La mañana del domingo suele condensarse algo más de lo normal para mi siempre que uno empieza el día haciendo ejercicios de vidrio en algún lugar de ocio nocturno. Y es que cuando uno se encuentra con buena compañía se olvida de los límites y sobretodo de los efectos del exceso, pasadas unas horas… Menos mal que la cocacola lo arregla todo… o, casi todo… Porque pasado el trámite del ascenso y del descenso, uno descubre que la vida sigue en el mismo punto donde la había dejado ayer, justo antes de salir de casa. No sabría decir si es más duro el hecho de sufrir durante unas horas una encefalopatía galopante acompañada de un dolor localizado en el límite de la caja torácica, o descubrir que, uno es el mismo de ayer y el mismo que mañana si es que de aquí al próximo amanecer no se cruza con algún ángel y entonces si, comenzamos el idilio más duradero de nuestra existencia.

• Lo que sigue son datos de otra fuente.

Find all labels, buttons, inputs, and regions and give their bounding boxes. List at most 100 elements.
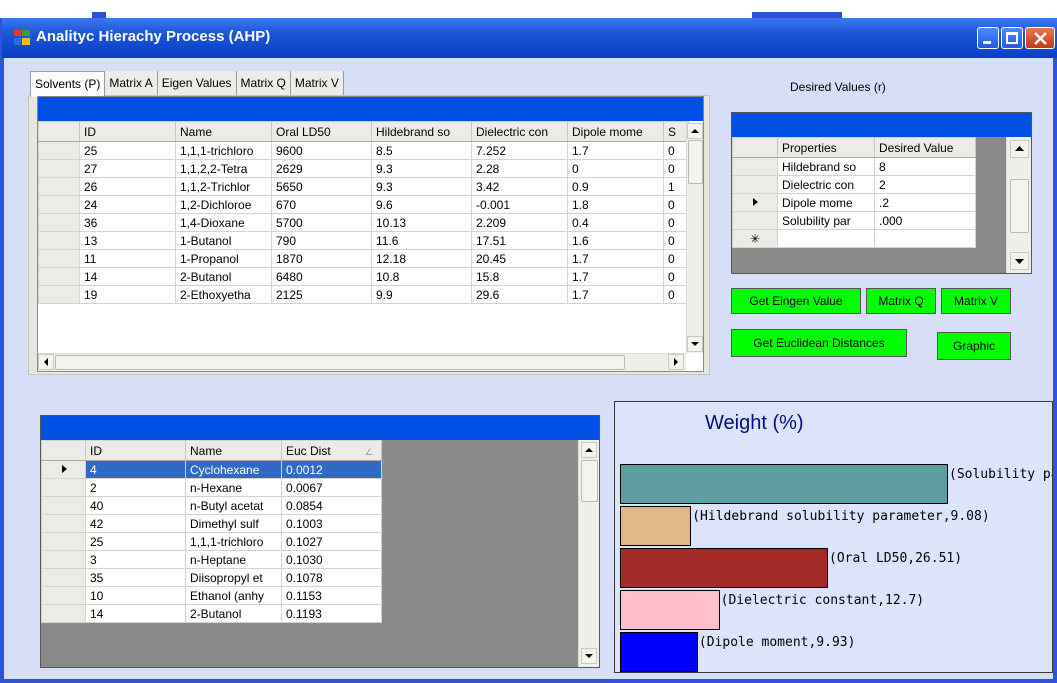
column-header[interactable]: ID [85, 440, 186, 461]
table-cell[interactable]: 0 [663, 267, 689, 286]
table-cell[interactable]: 0.1030 [281, 550, 382, 569]
table-row[interactable]: 19 2-Ethoxyetha 2125 9.9 29.6 1.7 0 [38, 285, 689, 304]
table-cell[interactable]: 1,2-Dichloroe [175, 195, 272, 214]
scroll-thumb[interactable] [1010, 179, 1029, 233]
close-button[interactable] [1025, 27, 1055, 49]
table-cell[interactable]: 5700 [271, 213, 372, 232]
table-cell[interactable]: Dimethyl sulf [185, 514, 282, 533]
table-cell[interactable]: -0.001 [471, 195, 568, 214]
table-cell[interactable]: 14 [79, 267, 176, 286]
table-row[interactable]: Dipole mome .2 [732, 193, 976, 212]
table-cell[interactable]: 1,4-Dioxane [175, 213, 272, 232]
table-cell[interactable]: Cyclohexane [185, 460, 282, 479]
row-header[interactable] [41, 478, 86, 497]
table-row[interactable]: 10 Ethanol (anhy 0.1153 [41, 586, 382, 605]
table-cell[interactable]: 1870 [271, 249, 372, 268]
column-header[interactable]: Dipole mome [567, 121, 664, 142]
table-row[interactable]: 4 Cyclohexane 0.0012 [41, 460, 382, 479]
get-eigen-value-button[interactable]: Get Eingen Value [731, 288, 861, 314]
table-cell[interactable]: .000 [874, 211, 976, 230]
scroll-right-button[interactable] [668, 354, 684, 370]
scroll-down-button[interactable] [687, 336, 703, 352]
table-cell[interactable]: 40 [85, 496, 186, 515]
table-cell[interactable]: 27 [79, 159, 176, 178]
table-cell[interactable]: 2629 [271, 159, 372, 178]
vertical-scrollbar[interactable] [686, 123, 703, 353]
table-cell[interactable]: Hildebrand so [777, 157, 875, 176]
scroll-up-button[interactable] [581, 442, 597, 458]
table-cell[interactable]: 24 [79, 195, 176, 214]
table-cell[interactable]: n-Heptane [185, 550, 282, 569]
table-cell[interactable]: 0.0067 [281, 478, 382, 497]
table-cell[interactable]: Dielectric con [777, 175, 875, 194]
row-header[interactable] [38, 195, 80, 214]
table-cell[interactable]: 0.0012 [281, 460, 382, 479]
tab-matrix-a[interactable]: Matrix A [105, 71, 158, 95]
scroll-thumb[interactable] [688, 140, 703, 184]
table-cell[interactable]: Solubility par [777, 211, 875, 230]
scroll-thumb[interactable] [55, 355, 625, 370]
row-header[interactable] [41, 586, 86, 605]
table-cell[interactable]: 1.7 [567, 267, 664, 286]
table-cell[interactable]: 1,1,1-trichloro [185, 532, 282, 551]
table-cell[interactable]: 2.209 [471, 213, 568, 232]
table-cell[interactable]: 2 [874, 175, 976, 194]
table-cell[interactable]: 10.13 [371, 213, 472, 232]
horizontal-scrollbar[interactable] [38, 353, 686, 371]
column-header[interactable]: Name [175, 121, 272, 142]
table-cell[interactable]: 9.3 [371, 177, 472, 196]
table-cell[interactable]: 1.8 [567, 195, 664, 214]
table-cell[interactable]: 5650 [271, 177, 372, 196]
row-header[interactable] [732, 211, 778, 230]
column-header[interactable]: ID [79, 121, 176, 142]
table-cell[interactable]: 670 [271, 195, 372, 214]
table-cell[interactable]: 1-Butanol [175, 231, 272, 250]
table-cell[interactable]: 2125 [271, 285, 372, 304]
row-header[interactable] [732, 175, 778, 194]
table-cell[interactable]: 9.3 [371, 159, 472, 178]
new-row[interactable]: ✳ [732, 229, 976, 248]
matrix-q-button[interactable]: Matrix Q [866, 288, 936, 314]
table-cell[interactable]: 14 [85, 604, 186, 623]
table-cell[interactable]: 6480 [271, 267, 372, 286]
table-row[interactable]: 2 n-Hexane 0.0067 [41, 478, 382, 497]
table-cell[interactable]: .2 [874, 193, 976, 212]
current-row-arrow-icon[interactable] [732, 193, 778, 212]
table-row[interactable]: 3 n-Heptane 0.1030 [41, 550, 382, 569]
table-cell[interactable]: 1 [663, 177, 689, 196]
column-header[interactable]: Oral LD50 [271, 121, 372, 142]
table-cell[interactable]: 1.7 [567, 285, 664, 304]
table-cell[interactable]: 2.28 [471, 159, 568, 178]
current-row-arrow-icon[interactable] [41, 460, 86, 479]
row-header[interactable] [41, 550, 86, 569]
table-cell[interactable]: 0.1153 [281, 586, 382, 605]
results-grid[interactable]: ID Name Euc Dist ∠ 4 Cyclohexane 0.0012 2 n-H… [40, 415, 600, 668]
row-header[interactable] [38, 177, 80, 196]
table-cell[interactable]: 4 [85, 460, 186, 479]
table-row[interactable]: 25 1,1,1-trichloro 0.1027 [41, 532, 382, 551]
table-cell[interactable]: 0 [663, 195, 689, 214]
table-cell[interactable]: 0 [663, 231, 689, 250]
table-cell[interactable]: 9.9 [371, 285, 472, 304]
table-cell[interactable]: 1.7 [567, 141, 664, 160]
table-cell[interactable]: 1,1,2-Trichlor [175, 177, 272, 196]
table-row[interactable]: 36 1,4-Dioxane 5700 10.13 2.209 0.4 0 [38, 213, 689, 232]
row-header[interactable] [38, 159, 80, 178]
table-cell[interactable]: 10 [85, 586, 186, 605]
table-cell[interactable]: 0 [567, 159, 664, 178]
row-header[interactable] [38, 141, 80, 160]
row-header[interactable] [41, 604, 86, 623]
table-cell[interactable]: 790 [271, 231, 372, 250]
row-header[interactable] [38, 249, 80, 268]
table-cell[interactable]: 35 [85, 568, 186, 587]
row-header[interactable] [38, 231, 80, 250]
vertical-scrollbar[interactable] [578, 440, 599, 667]
matrix-v-button[interactable]: Matrix V [941, 288, 1011, 314]
table-row[interactable]: 11 1-Propanol 1870 12.18 20.45 1.7 0 [38, 249, 689, 268]
table-cell[interactable]: 29.6 [471, 285, 568, 304]
row-header[interactable] [732, 157, 778, 176]
table-cell[interactable]: 0.1078 [281, 568, 382, 587]
column-header[interactable]: Dielectric con [471, 121, 568, 142]
table-row[interactable]: Solubility par .000 [732, 211, 976, 230]
table-cell[interactable]: 1.7 [567, 249, 664, 268]
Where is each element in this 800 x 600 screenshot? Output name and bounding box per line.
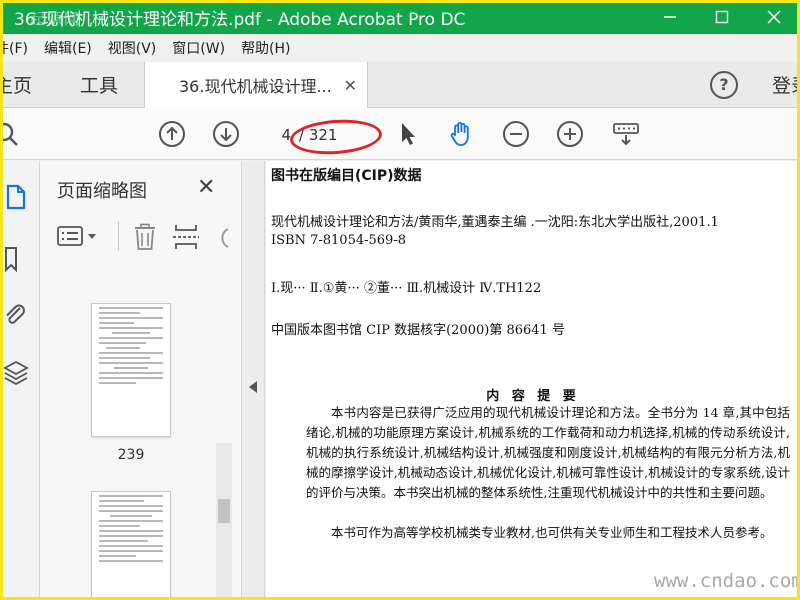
- current-page-input[interactable]: 4: [273, 126, 291, 144]
- tab-home[interactable]: 主页: [0, 62, 64, 107]
- insert-page-icon[interactable]: [172, 223, 200, 255]
- zoom-out-icon[interactable]: [500, 118, 532, 150]
- tab-spacer: [368, 62, 710, 107]
- tab-document-label: 36.现代机械设计理...: [179, 77, 332, 96]
- document-page: 图书在版编目(CIP)数据 现代机械设计理论和方法/黄雨华,董遇泰主编 .一沈阳…: [266, 161, 800, 600]
- layers-icon[interactable]: [2, 359, 30, 387]
- window-title: 36.现代机械设计理论和方法.pdf - Adobe Acrobat Pro D…: [14, 9, 466, 30]
- page-thumbnail-239[interactable]: [91, 303, 171, 437]
- page-thumbnail-next[interactable]: [91, 491, 171, 600]
- site-watermark: www.cndao.com: [654, 570, 800, 592]
- cip-line-2: ISBN 7-81054-569-8: [271, 233, 406, 248]
- previous-page-icon[interactable]: [156, 118, 188, 150]
- maximize-icon[interactable]: [696, 0, 748, 34]
- title-bar: 起源网 36.现代机械设计理论和方法.pdf - Adobe Acrobat P…: [0, 0, 800, 34]
- minimize-icon[interactable]: [644, 0, 696, 34]
- thumbnail-scrollbar[interactable]: [216, 443, 232, 600]
- abstract-paragraph-2: 本书可作为高等学校机械类专业教材,也可供有关专业师生和工程技术人员参考。: [331, 525, 773, 540]
- menu-file[interactable]: 件(F): [0, 38, 39, 58]
- bookmark-icon[interactable]: [2, 245, 30, 273]
- thumbnail-label: 239: [117, 447, 145, 463]
- panel-title: 页面缩略图: [57, 181, 147, 202]
- delete-page-icon[interactable]: [132, 223, 158, 255]
- zoom-in-icon[interactable]: [554, 118, 586, 150]
- panel-collapse-gutter[interactable]: [243, 161, 265, 600]
- close-icon[interactable]: [748, 0, 800, 34]
- cip-line-1: 现代机械设计理论和方法/黄雨华,董遇泰主编 .一沈阳:东北大学出版社,2001.…: [271, 215, 719, 230]
- hand-tool-icon[interactable]: [445, 118, 477, 150]
- keyboard-icon[interactable]: [610, 118, 642, 150]
- panel-toolbar: [52, 221, 242, 257]
- menu-bar: 件(F) 编辑(E) 视图(V) 窗口(W) 帮助(H): [0, 34, 800, 62]
- window-controls: [644, 0, 800, 34]
- tab-document[interactable]: 36.现代机械设计理... ✕: [144, 62, 368, 108]
- zoom-search-icon[interactable]: [0, 118, 22, 150]
- panel-tool-divider: [118, 221, 119, 251]
- login-button[interactable]: 登录: [772, 71, 800, 98]
- site-logo-watermark: 起源网: [30, 10, 82, 28]
- help-icon[interactable]: ?: [709, 70, 738, 99]
- toolbar: 4 / 321: [0, 108, 800, 160]
- tab-tools[interactable]: 工具: [64, 62, 134, 107]
- thumbnail-options-icon[interactable]: [56, 223, 100, 253]
- menu-edit[interactable]: 编辑(E): [39, 38, 103, 58]
- abstract-paragraph-1: 本书内容是已获得广泛应用的现代机械设计理论和方法。全书分为 14 章,其中包括绪…: [306, 405, 790, 500]
- panel-close-icon[interactable]: ✕: [197, 175, 215, 200]
- menu-help[interactable]: 帮助(H): [236, 38, 301, 58]
- menu-view[interactable]: 视图(V): [103, 38, 168, 58]
- navigation-rail: [0, 161, 40, 600]
- cip-title: 图书在版编目(CIP)数据: [271, 168, 422, 184]
- abstract-title: 内 容 提 要: [486, 389, 580, 404]
- collapse-arrow-icon[interactable]: [249, 381, 257, 393]
- page-thumbnails-icon[interactable]: [2, 183, 30, 211]
- rotate-page-icon[interactable]: [214, 223, 232, 255]
- cip-line-3: Ⅰ.现··· Ⅱ.①黄··· ②董··· Ⅲ.机械设计 Ⅳ.TH122: [271, 281, 542, 296]
- next-page-icon[interactable]: [210, 118, 242, 150]
- attachment-icon[interactable]: [2, 301, 30, 329]
- tab-bar: 主页 工具 36.现代机械设计理... ✕ ? 登录: [0, 62, 800, 108]
- tab-close-icon[interactable]: ✕: [344, 76, 357, 95]
- menu-window[interactable]: 窗口(W): [167, 38, 236, 58]
- cip-line-4: 中国版本图书馆 CIP 数据核字(2000)第 86641 号: [271, 323, 565, 338]
- scrollbar-thumb[interactable]: [218, 499, 230, 523]
- thumbnails-panel: 页面缩略图 ✕ 239: [40, 161, 242, 600]
- select-cursor-icon[interactable]: [392, 118, 424, 150]
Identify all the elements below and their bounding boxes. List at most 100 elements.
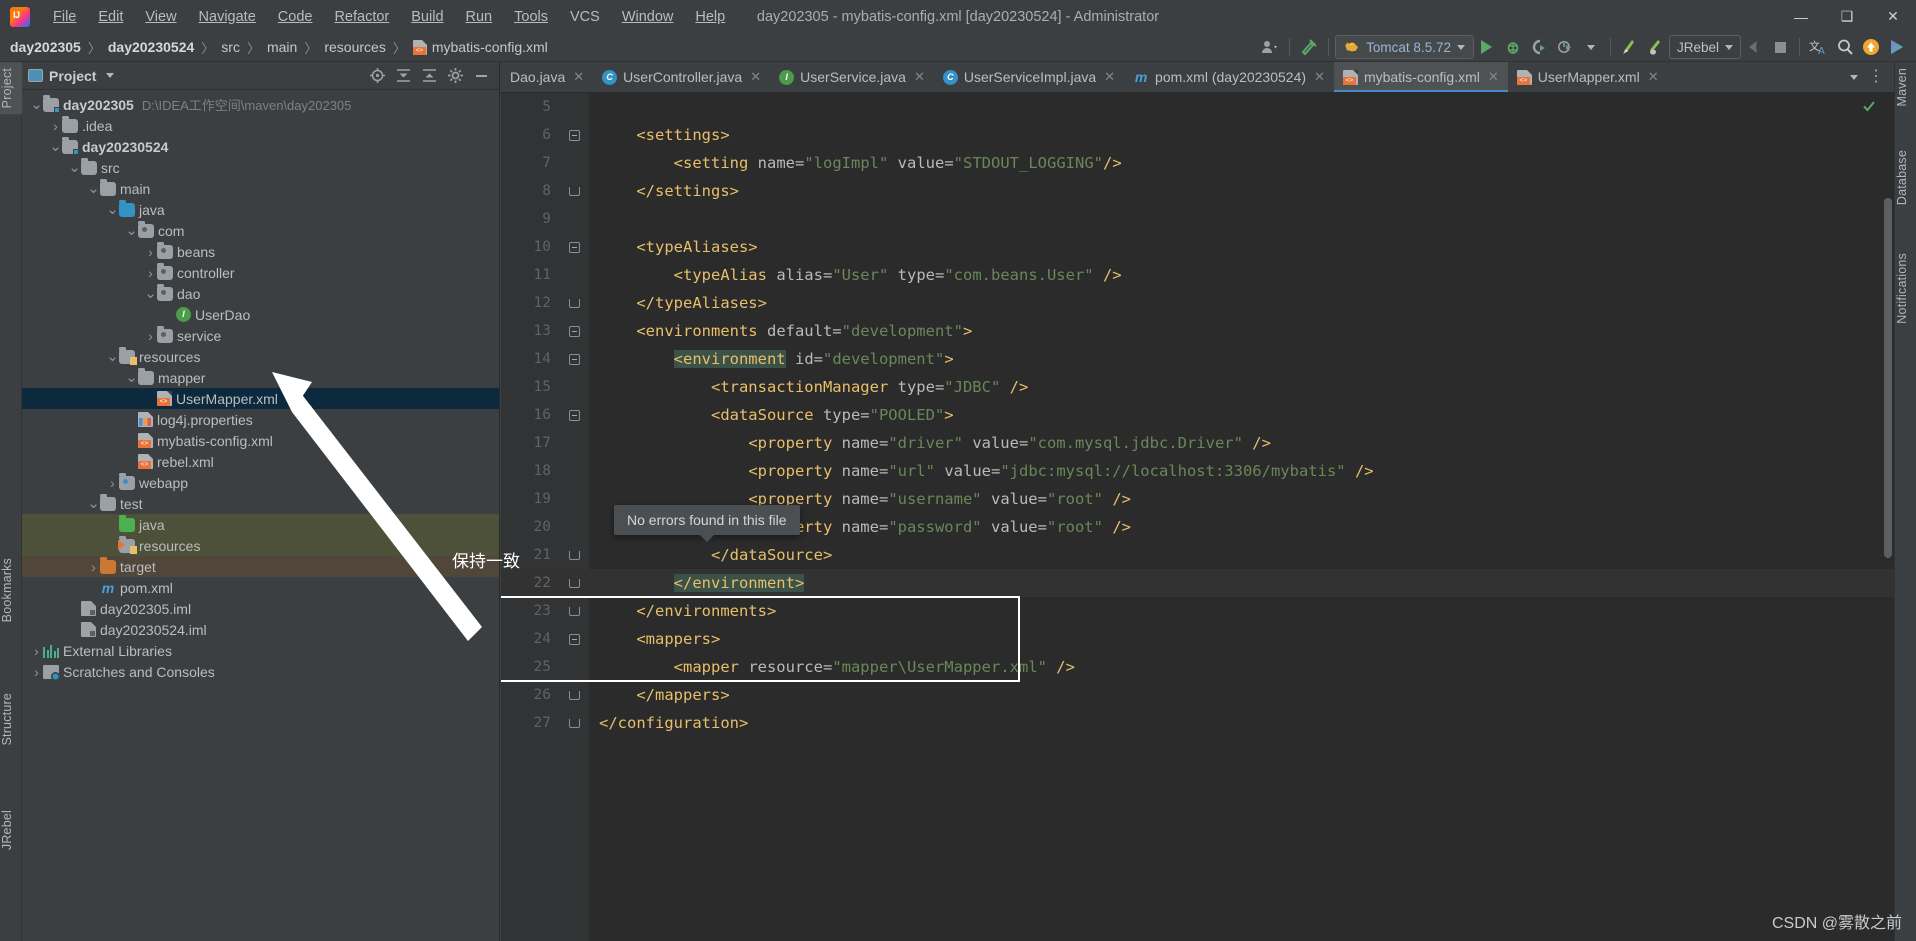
tree-node-mybatis-config-xml[interactable]: mybatis-config.xml — [22, 430, 499, 451]
tab-list-chevron-down-icon[interactable] — [1850, 74, 1858, 80]
fold-gutter[interactable] — [559, 353, 589, 365]
editor-tab-usermapper-xml[interactable]: UserMapper.xml ✕ — [1508, 62, 1668, 92]
menu-code[interactable]: Code — [267, 5, 324, 29]
fold-collapse-icon[interactable] — [568, 353, 580, 365]
run-button[interactable] — [1474, 35, 1500, 59]
tree-node--idea[interactable]: › .idea — [22, 115, 499, 136]
tree-node-webapp[interactable]: › webapp — [22, 472, 499, 493]
chevron-down-icon[interactable]: ⌄ — [87, 181, 100, 196]
tree-node-pom-xml[interactable]: m pom.xml — [22, 577, 499, 598]
menu-file[interactable]: File — [42, 5, 87, 29]
tree-node-day20230524-iml[interactable]: day20230524.iml — [22, 619, 499, 640]
menu-bar[interactable]: File Edit View Navigate Code Refactor Bu… — [42, 5, 736, 29]
run-with-coverage-button[interactable] — [1526, 35, 1552, 59]
tool-tab-notifications[interactable]: Notifications — [1895, 247, 1916, 330]
tool-tab-structure[interactable]: Structure — [0, 687, 22, 752]
ide-features-button[interactable] — [1884, 35, 1910, 59]
update-button[interactable] — [1858, 35, 1884, 59]
back-button[interactable] — [1741, 35, 1767, 59]
fold-gutter[interactable] — [559, 718, 589, 728]
editor-tab-bar[interactable]: Dao.java ✕ C UserController.java ✕ I UserServi… — [501, 62, 1894, 93]
build-hammer-icon[interactable] — [1296, 35, 1322, 59]
chevron-down-icon[interactable]: ⌄ — [30, 97, 43, 112]
tree-node-java[interactable]: java — [22, 514, 499, 535]
profiler-button[interactable] — [1552, 35, 1578, 59]
fold-end-icon[interactable] — [568, 550, 580, 560]
fold-gutter[interactable] — [559, 325, 589, 337]
breadcrumb-mybatis-config[interactable]: mybatis-config.xml — [412, 39, 548, 55]
hide-panel-icon[interactable] — [473, 67, 490, 84]
fold-end-icon[interactable] — [568, 606, 580, 616]
code-line[interactable]: 5 — [501, 93, 1894, 121]
code-line[interactable]: 17 <property name="driver" value="com.my… — [501, 429, 1894, 457]
fold-gutter[interactable] — [559, 606, 589, 616]
editor-tab-userservice-java[interactable]: I UserService.java ✕ — [770, 62, 934, 92]
stop-button[interactable] — [1767, 35, 1793, 59]
menu-window[interactable]: Window — [611, 5, 685, 29]
search-button[interactable] — [1832, 35, 1858, 59]
locate-icon[interactable] — [369, 67, 386, 84]
tree-node-resources[interactable]: resources — [22, 535, 499, 556]
editor-tab-mybatis-config-xml[interactable]: mybatis-config.xml ✕ — [1333, 62, 1508, 92]
fold-gutter[interactable] — [559, 409, 589, 421]
breadcrumb-main[interactable]: main — [267, 39, 297, 55]
code-line[interactable]: 15 <transactionManager type="JDBC" /> — [501, 373, 1894, 401]
menu-run[interactable]: Run — [455, 5, 504, 29]
run-configuration-selector[interactable]: Tomcat 8.5.72 — [1335, 35, 1474, 59]
chevron-right-icon[interactable]: › — [49, 118, 62, 134]
code-line[interactable]: 23 </environments> — [501, 597, 1894, 625]
chevron-right-icon[interactable]: › — [30, 643, 43, 659]
jrebel-run-button[interactable] — [1617, 35, 1643, 59]
tree-node-controller[interactable]: › controller — [22, 262, 499, 283]
code-line[interactable]: 18 <property name="url" value="jdbc:mysq… — [501, 457, 1894, 485]
chevron-right-icon[interactable]: › — [30, 664, 43, 680]
inspection-ok-icon[interactable] — [1862, 99, 1876, 116]
tree-node-day202305[interactable]: ⌄ day202305 D:\IDEA工作空间\maven\day202305 — [22, 94, 499, 115]
chevron-right-icon[interactable]: › — [144, 265, 157, 281]
chevron-down-icon[interactable]: ⌄ — [125, 370, 138, 385]
fold-collapse-icon[interactable] — [568, 325, 580, 337]
editor-vertical-scrollbar[interactable] — [1882, 93, 1894, 941]
editor-tab-dao-java[interactable]: Dao.java ✕ — [501, 62, 593, 92]
editor-body[interactable]: 56 <settings> 7 <setting name="logImpl" v… — [501, 93, 1894, 941]
fold-gutter[interactable] — [559, 578, 589, 588]
code-line[interactable]: 16 <dataSource type="POOLED"> — [501, 401, 1894, 429]
breadcrumb-day202305[interactable]: day202305 — [10, 39, 81, 55]
close-tab-icon[interactable]: ✕ — [573, 69, 584, 85]
fold-gutter[interactable] — [559, 129, 589, 141]
close-tab-icon[interactable]: ✕ — [1488, 69, 1499, 85]
tree-node-beans[interactable]: › beans — [22, 241, 499, 262]
fold-gutter[interactable] — [559, 298, 589, 308]
code-line[interactable]: 7 <setting name="logImpl" value="STDOUT_… — [501, 149, 1894, 177]
fold-end-icon[interactable] — [568, 186, 580, 196]
tree-node-java[interactable]: ⌄ java — [22, 199, 499, 220]
code-line[interactable]: 9 — [501, 205, 1894, 233]
close-tab-icon[interactable]: ✕ — [1648, 69, 1659, 85]
close-tab-icon[interactable]: ✕ — [914, 69, 925, 85]
tool-tab-jrebel[interactable]: JRebel — [0, 804, 22, 856]
code-line[interactable]: 24 <mappers> — [501, 625, 1894, 653]
chevron-down-icon[interactable]: ⌄ — [125, 223, 138, 238]
tree-node-log4j-properties[interactable]: log4j.properties — [22, 409, 499, 430]
menu-view[interactable]: View — [134, 5, 187, 29]
code-line[interactable]: 11 <typeAlias alias="User" type="com.bea… — [501, 261, 1894, 289]
tree-node-main[interactable]: ⌄ main — [22, 178, 499, 199]
breadcrumb-resources[interactable]: resources — [324, 39, 385, 55]
code-line[interactable]: 14 <environment id="development"> — [501, 345, 1894, 373]
menu-help[interactable]: Help — [684, 5, 736, 29]
menu-navigate[interactable]: Navigate — [188, 5, 267, 29]
fold-end-icon[interactable] — [568, 690, 580, 700]
close-tab-icon[interactable]: ✕ — [750, 69, 761, 85]
editor-tab-userserviceimpl-java[interactable]: C UserServiceImpl.java ✕ — [934, 62, 1124, 92]
tree-node-target[interactable]: › target — [22, 556, 499, 577]
fold-gutter[interactable] — [559, 633, 589, 645]
editor-tab-pom-xml-day20230524-[interactable]: m pom.xml (day20230524) ✕ — [1124, 62, 1334, 92]
tool-tab-bookmarks[interactable]: Bookmarks — [0, 552, 22, 628]
fold-collapse-icon[interactable] — [568, 409, 580, 421]
code-line[interactable]: 12 </typeAliases> — [501, 289, 1894, 317]
tool-tab-maven[interactable]: Maven — [1895, 62, 1916, 113]
profiler-dropdown-icon[interactable] — [1578, 35, 1604, 59]
menu-refactor[interactable]: Refactor — [323, 5, 400, 29]
editor-tab-usercontroller-java[interactable]: C UserController.java ✕ — [593, 62, 770, 92]
tree-node-rebel-xml[interactable]: rebel.xml — [22, 451, 499, 472]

Y es que aveces uno desea morir, no encuentra sentido a vivir. ¿Qué porqué? ¿Que eso es depresión? No hombre no, que hoy en día todo lo arreglamos con eso, ¿qué pasa? ¿qué uno no puede sentirse mal? Y tanto que sí, y no por ello ser un depresivo, lo más seguro es que otro día se sienta mejor, y que si el asunto negativo perdura, pues uno se acostumbra a vivir al ritmo de los latidos de un corazón herido, o bueno, volvemos a lo de siempre, a esas maravillosas pizarras que llegado el momento, nos acompañan…
Como una cruz para el resto de nuestra vida, ausente de sentimientos para esconder la herida, que un día sufrió y que perdura a falta de cura, casi gangrenada, falta de oxígeno, inerte, sin vida.
Y mientras todo esto ocurre, de cara a la galería uno es el rey de la fiesta, el ganador de la partida, y solo él sabe, que hace casi una vida que no vive, y así seguirá hasta que el ángel que antes hablábamos, consiga por fin, enamorarlo.